Once all the evidence has been received and assessed, a decision will be made and the executors or the trustees will be notified with payment of the claim made within a few days.
Without the original documentation, the company will not be able to authorise the payment of the claim.
Upon death, assets of the deceased will form their estate. This is distributed according to their will or according to laws of intestacy if there is no will.
Prior to the estate being distributed, the person responsible for administering will have to apply for a grant of probate, depending on the size of the estate. Secondly, any inheritance tax will have to be paid, often before probate allows funds to be released.
Grant of probate
Probate is the legal procedure by which a will is authenticated and confirms the authority of the executors to administer its contents. The grant of probate is a certificate that validates the will and authorises the executors to administer the estate. Letters of administration are the equivalent to probate for individuals who die without a will (dying intestate).
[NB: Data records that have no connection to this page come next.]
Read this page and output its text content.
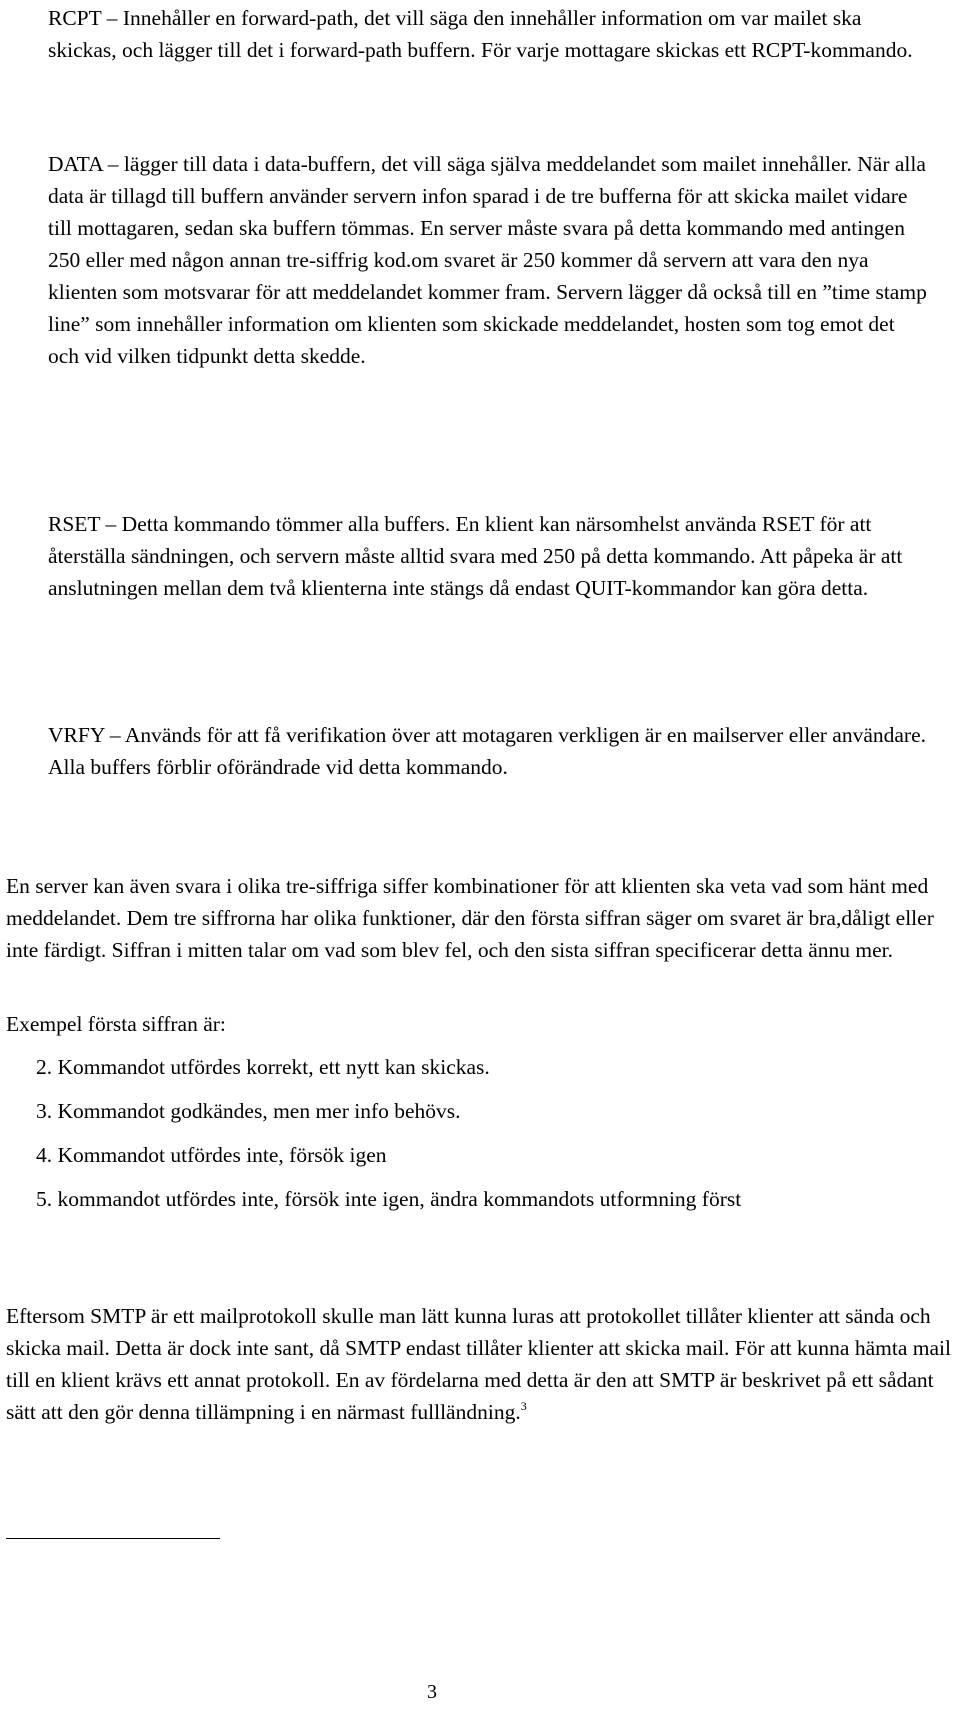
RCPT – Innehåller en forward-path, det vill säga den innehåller information om var mailet ska skickas, och lägger till det i forward-path buffern. För varje mottagare skickas ett RCPT-kommando.

DATA – lägger till data i data-buffern, det vill säga själva meddelandet som mailet innehåller. När alla data är tillagd till buffern använder servern infon sparad i de tre bufferna för att skicka mailet vidare till mottagaren, sedan ska buffern tömmas. En server måste svara på detta kommando med antingen 250 eller med någon annan tre-siffrig kod.om svaret är 250 kommer då servern att vara den nya klienten som motsvarar för att meddelandet kommer fram. Servern lägger då också till en ”time stamp line” som innehåller information om klienten som skickade meddelandet, hosten som tog emot det och vid vilken tidpunkt detta skedde.

RSET – Detta kommando tömmer alla buffers. En klient kan närsomhelst använda RSET för att återställa sändningen, och servern måste alltid svara med 250 på detta kommando. Att påpeka är att anslutningen mellan dem två klienterna inte stängs då endast QUIT-kommandor kan göra detta.

VRFY – Används för att få verifikation över att motagaren verkligen är en mailserver eller användare. Alla buffers förblir oförändrade vid detta kommando.

En server kan även svara i olika tre-siffriga siffer kombinationer för att klienten ska veta vad som hänt med meddelandet. Dem tre siffrorna har olika funktioner, där den första siffran säger om svaret är bra,dåligt eller inte färdigt. Siffran i mitten talar om vad som blev fel, och den sista siffran specificerar detta ännu mer.

Exempel första siffran är:

2. Kommandot utfördes korrekt, ett nytt kan skickas.
3. Kommandot godkändes, men mer info behövs.
4. Kommandot utfördes inte, försök igen
5. kommandot utfördes inte, försök inte igen, ändra kommandots utformning först

Eftersom SMTP är ett mailprotokoll skulle man lätt kunna luras att protokollet tillåter klienter att sända och skicka mail. Detta är dock inte sant, då SMTP endast tillåter klienter att skicka mail. För att kunna hämta mail till en klient krävs ett annat protokoll. En av fördelarna med detta är den att SMTP är beskrivet på ett sådant sätt att den gör denna tillämpning i en närmast fullländning.$^3$

3
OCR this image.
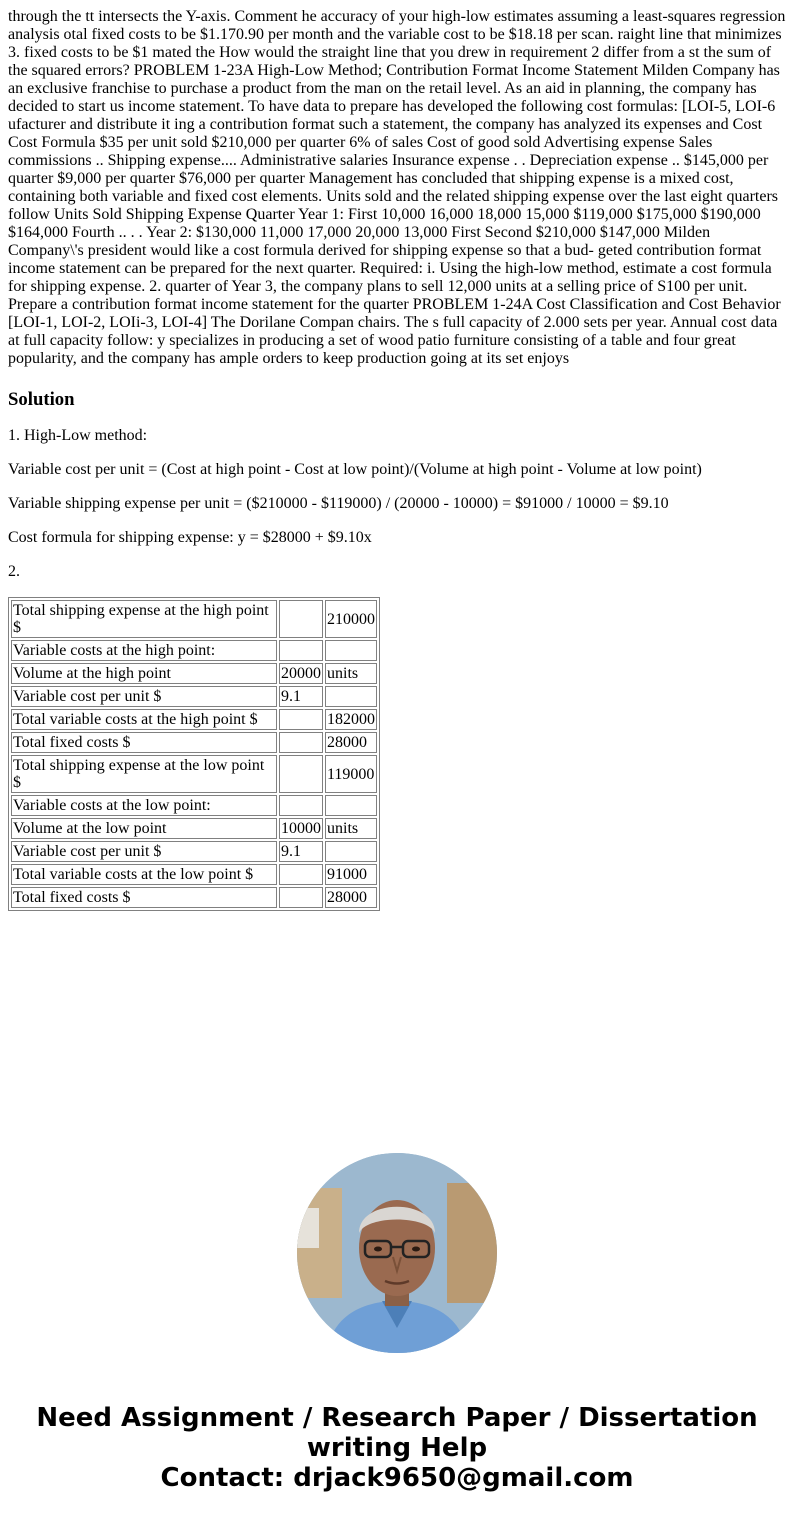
through the tt intersects the Y-axis. Comment he accuracy of your high-low estimates assuming a least-squares regression analysis otal fixed costs to be $1.170.90 per month and the variable cost to be $18.18 per scan. raight line that minimizes 3. fixed costs to be $1 mated the How would the straight line that you drew in requirement 2 differ from a st the sum of the squared errors? PROBLEM 1-23A High-Low Method; Contribution Format Income Statement Milden Company has an exclusive franchise to purchase a product from the man on the retail level. As an aid in planning, the company has decided to start us income statement. To have data to prepare has developed the following cost formulas: [LOI-5, LOI-6 ufacturer and distribute it ing a contribution format such a statement, the company has analyzed its expenses and Cost Cost Formula $35 per unit sold $210,000 per quarter 6% of sales Cost of good sold Advertising expense Sales commissions .. Shipping expense.... Administrative salaries Insurance expense . . Depreciation expense .. $145,000 per quarter $9,000 per quarter $76,000 per quarter Management has concluded that shipping expense is a mixed cost, containing both variable and fixed cost elements. Units sold and the related shipping expense over the last eight quarters follow Units Sold Shipping Expense Quarter Year 1: First 10,000 16,000 18,000 15,000 $119,000 $175,000 $190,000 $164,000 Fourth .. . . Year 2: $130,000 11,000 17,000 20,000 13,000 First Second $210,000 $147,000 Milden Company\'s president would like a cost formula derived for shipping expense so that a bud- geted contribution format income statement can be prepared for the next quarter. Required: i. Using the high-low method, estimate a cost formula for shipping expense. 2. quarter of Year 3, the company plans to sell 12,000 units at a selling price of S100 per unit. Prepare a contribution format income statement for the quarter PROBLEM 1-24A Cost Classification and Cost Behavior [LOI-1, LOI-2, LOIi-3, LOI-4] The Dorilane Compan chairs. The s full capacity of 2.000 sets per year. Annual cost data at full capacity follow: y specializes in producing a set of wood patio furniture consisting of a table and four great popularity, and the company has ample orders to keep production going at its set enjoys

Solution

1. High-Low method:

Variable cost per unit = (Cost at high point - Cost at low point)/(Volume at high point - Volume at low point)

Variable shipping expense per unit = ($210000 - $119000) / (20000 - 10000) = $91000 / 10000 = $9.10

Cost formula for shipping expense: y = $28000 + $9.10x

2.

Total shipping expense at the high point $		210000
Variable costs at the high point:		
Volume at the high point	20000	units
Variable cost per unit $	9.1	
Total variable costs at the high point $		182000
Total fixed costs $		28000
Total shipping expense at the low point $		119000
Variable costs at the low point:		
Volume at the low point	10000	units
Variable cost per unit $	9.1	
Total variable costs at the low point $		91000
Total fixed costs $		28000
Need Assignment / Research Paper / Dissertation
writing Help
Contact: drjack9650@gmail.com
The insurer will advise the customer if a grant is one of the requirements needed for the claim. In these cases, the executors must apply for a grant. It is then necessary to obtain all the information about the estate, which can take up to six months or more. There is a small cost associated plus legal fees and the executors will have to swear an oath.
Any asset that is written in trust will either be paid to the beneficiaries directly, if that is the instruction of the trustees, or via the trustees without having to obtain the grant of probate as the asset does not form part of the estate.
This means the proceeds of the trust will be available quickly to meet any outstanding inheritance tax liabilities. Trustees will need to have a bank account in place for the insurer to make payment.
Tips to speed up payment
- Ensure there is an appropriate bank account set up for payment to trustees
- Check the insurer has the most current details for the customer, executor and trustee
- Help the insurer to chase any outstanding medical reports
- Share any additional information with the insurer regarding cause of death, especially if an inquest is to be held.
If the adviser follows these tips, they can help make the claim process as smooth as possible, ensuring a good experience for the customer, with valid claims being paid quickly by the insurer.